Me respondió amablemente con la tranquilidad y objetividad de su madurez adulta:
—No —dijo—, eso no es posible. No tenemos una voluntad libre, aunque el párroco haga como si así fuera. Ni el otro puede pensar lo que quiere, ni yo puedo obligarle a pensar lo que quiero. Lo único que puede hacerse es observar atentamente a una persona; generalmente se puede decir luego con exactitud lo que piensa o siente y, por consiguiente, también se puede predecir lo que va a hacer inmediatamente después. Es muy sencillo; lo que ocurre es que la gente no lo sabe. Naturalmente se necesita entrenamiento. Entre las mariposas hay, por ejemplo, cierta especie nocturna en la que las hembras son menos numerosas que los machos. Las mariposas se reproducen como los demás animales: el macho fecunda a la hembra, que pone luego los huevos; si capturas una hembra de esta especie —y esto ha sido comprobado por los científicos— los machos acuden por la noche, haciendo un recorrido de varias horas de vuelo. Varias horas, ¡imagínate! Desde muchos kilómetros de distancia los machos notan la presencia de la única hembra de todo el contorno. Se ha intentado explicar el fenómeno, pero es imposible. Debe de tratarse de un sentido del olfato o algo parecido, como en los buenos perros de caza, que saben encontrar y perseguir un rastro casi imperceptible. ¿Comprendes? Ya ves, la naturaleza está llena de estas cosas, y nadie puede explicarlas. Y yo digo entonces: si entre estas mariposas las hembras fueran tan numerosas como los machos, éstos no tendrían el olfato tan fino. Lo tienen únicamente porque lo han entrenado. Si un animal o un ser humano concentra toda su atención y su voluntad en una cosa determinada, la consigue. Ese es todo el misterio. Y lo mismo ocurre con lo que tú dices. Observa bien a un hombre y sabrás de él más que él mismo.

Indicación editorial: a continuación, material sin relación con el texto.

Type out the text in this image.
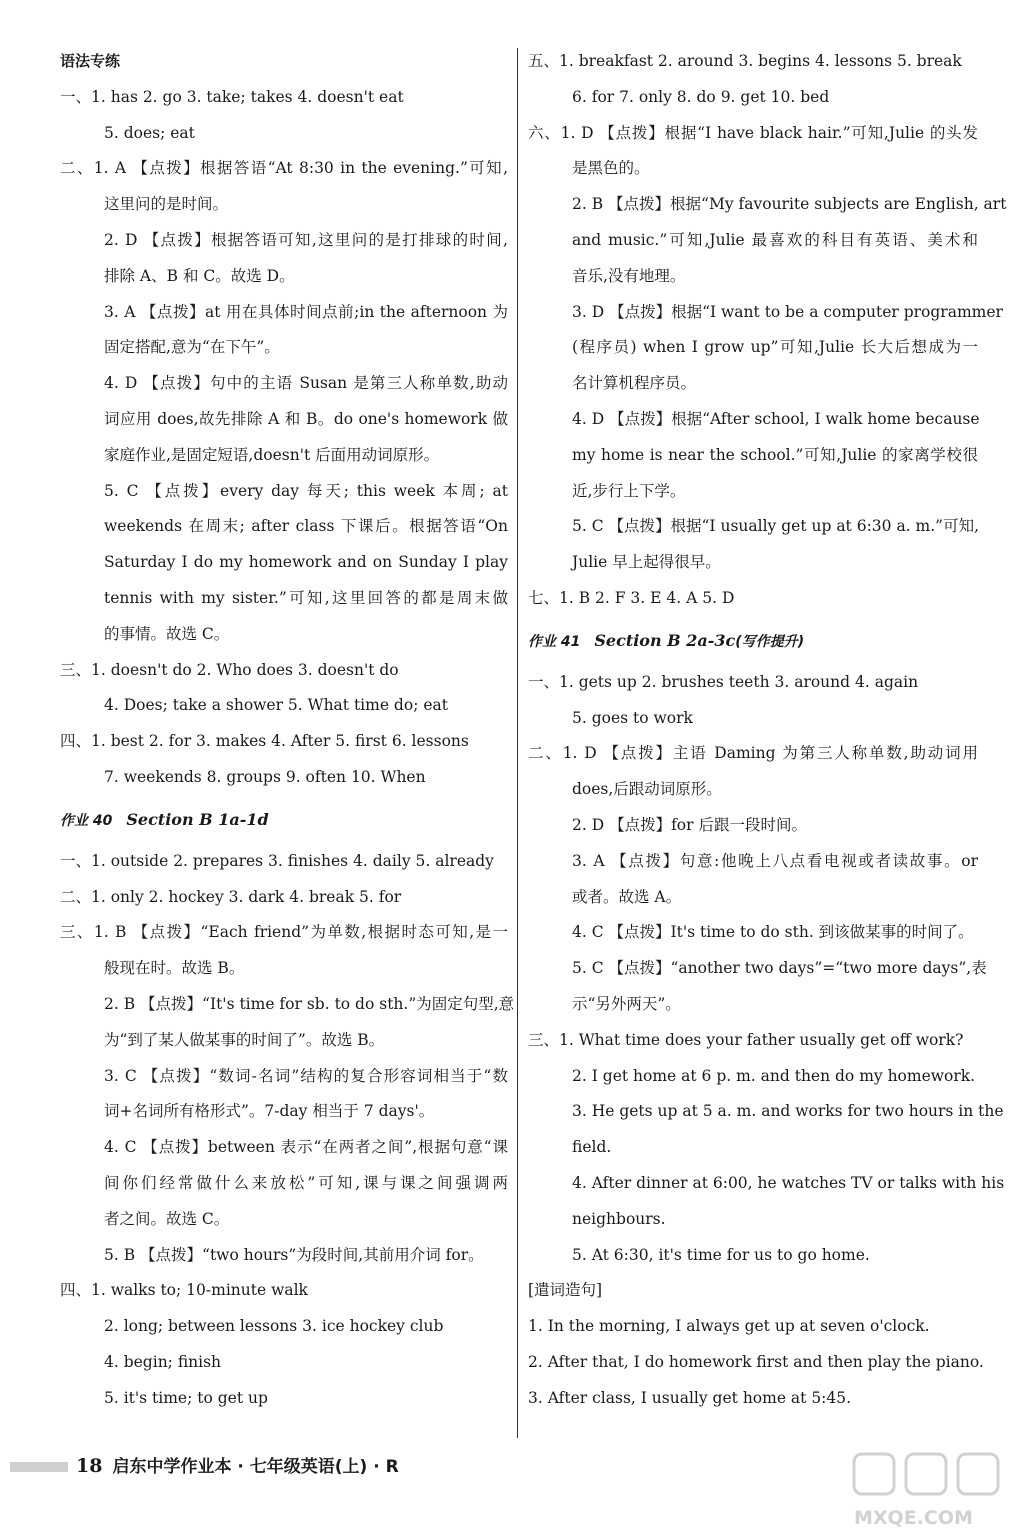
语法专练
一、1. has 2. go 3. take; takes 4. doesn't eat
5. does; eat
二、1. A 【点拨】根据答语“At 8:30 in the evening.”可知,
这里问的是时间。
2. D 【点拨】根据答语可知,这里问的是打排球的时间,
排除 A、B 和 C。故选 D。
3. A 【点拨】at 用在具体时间点前;in the afternoon 为
固定搭配,意为“在下午”。
4. D 【点拨】句中的主语 Susan 是第三人称单数,助动
词应用 does,故先排除 A 和 B。do one's homework 做
家庭作业,是固定短语,doesn't 后面用动词原形。
5. C 【点拨】every day 每天; this week 本周; at
weekends 在周末; after class 下课后。根据答语“On
Saturday I do my homework and on Sunday I play
tennis with my sister.”可知,这里回答的都是周末做
的事情。故选 C。
三、1. doesn't do 2. Who does 3. doesn't do
4. Does; take a shower 5. What time do; eat
四、1. best 2. for 3. makes 4. After 5. first 6. lessons
7. weekends 8. groups 9. often 10. When
作业 40 Section B 1a-1d
一、1. outside 2. prepares 3. finishes 4. daily 5. already
二、1. only 2. hockey 3. dark 4. break 5. for
三、1. B 【点拨】“Each friend”为单数,根据时态可知,是一
般现在时。故选 B。
2. B 【点拨】“It's time for sb. to do sth.”为固定句型,意
为“到了某人做某事的时间了”。故选 B。
3. C 【点拨】“数词-名词”结构的复合形容词相当于“数
词+名词所有格形式”。7-day 相当于 7 days'。
4. C 【点拨】between 表示“在两者之间”,根据句意“课
间你们经常做什么来放松”可知,课与课之间强调两
者之间。故选 C。
5. B 【点拨】“two hours”为段时间,其前用介词 for。
四、1. walks to; 10-minute walk
2. long; between lessons 3. ice hockey club
4. begin; finish
5. it's time; to get up
五、1. breakfast 2. around 3. begins 4. lessons 5. break
6. for 7. only 8. do 9. get 10. bed
六、1. D 【点拨】根据“I have black hair.”可知,Julie 的头发
是黑色的。
2. B 【点拨】根据“My favourite subjects are English, art
and music.”可知,Julie 最喜欢的科目有英语、美术和
音乐,没有地理。
3. D 【点拨】根据“I want to be a computer programmer
(程序员) when I grow up”可知,Julie 长大后想成为一
名计算机程序员。
4. D 【点拨】根据“After school, I walk home because
my home is near the school.”可知,Julie 的家离学校很
近,步行上下学。
5. C 【点拨】根据“I usually get up at 6:30 a. m.”可知,
Julie 早上起得很早。
七、1. B 2. F 3. E 4. A 5. D
作业 41 Section B 2a-3c(写作提升)
一、1. gets up 2. brushes teeth 3. around 4. again
5. goes to work
二、1. D 【点拨】主语 Daming 为第三人称单数,助动词用
does,后跟动词原形。
2. D 【点拨】for 后跟一段时间。
3. A 【点拨】句意:他晚上八点看电视或者读故事。or
或者。故选 A。
4. C 【点拨】It's time to do sth. 到该做某事的时间了。
5. C 【点拨】“another two days”=“two more days”,表
示“另外两天”。
三、1. What time does your father usually get off work?
2. I get home at 6 p. m. and then do my homework.
3. He gets up at 5 a. m. and works for two hours in the
field.
4. After dinner at 6:00, he watches TV or talks with his
neighbours.
5. At 6:30, it's time for us to go home.
[遣词造句]
1. In the morning, I always get up at seven o'clock.
2. After that, I do homework first and then play the piano.
3. After class, I usually get home at 5:45.
18 启东中学作业本 · 七年级英语(上) · R
MXQE.COM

Estuve a punto de pronunciar las palabras «adivinación de pensamiento» y recordarle con ellas la historia de Kromer, que quedaba tan lejana. Pero con respecto a ese asunto sucedía algo muy raro entre nosotros: ni él ni yo hacíamos nunca la más mínima alusión a que hacía unos años él había intervenido de una manera tan decisiva en mi vida. Era como si nunca hubiera habido nada entre nosotros o como si cada uno contara con que el otro hubiera olvidado lo pasado. Sucedió incluso que nos encontramos una o dos veces con Franz Kromer yendo por la calle pero no intercambiamos ni una mirada ni pronunciamos palabra alguna sobre él.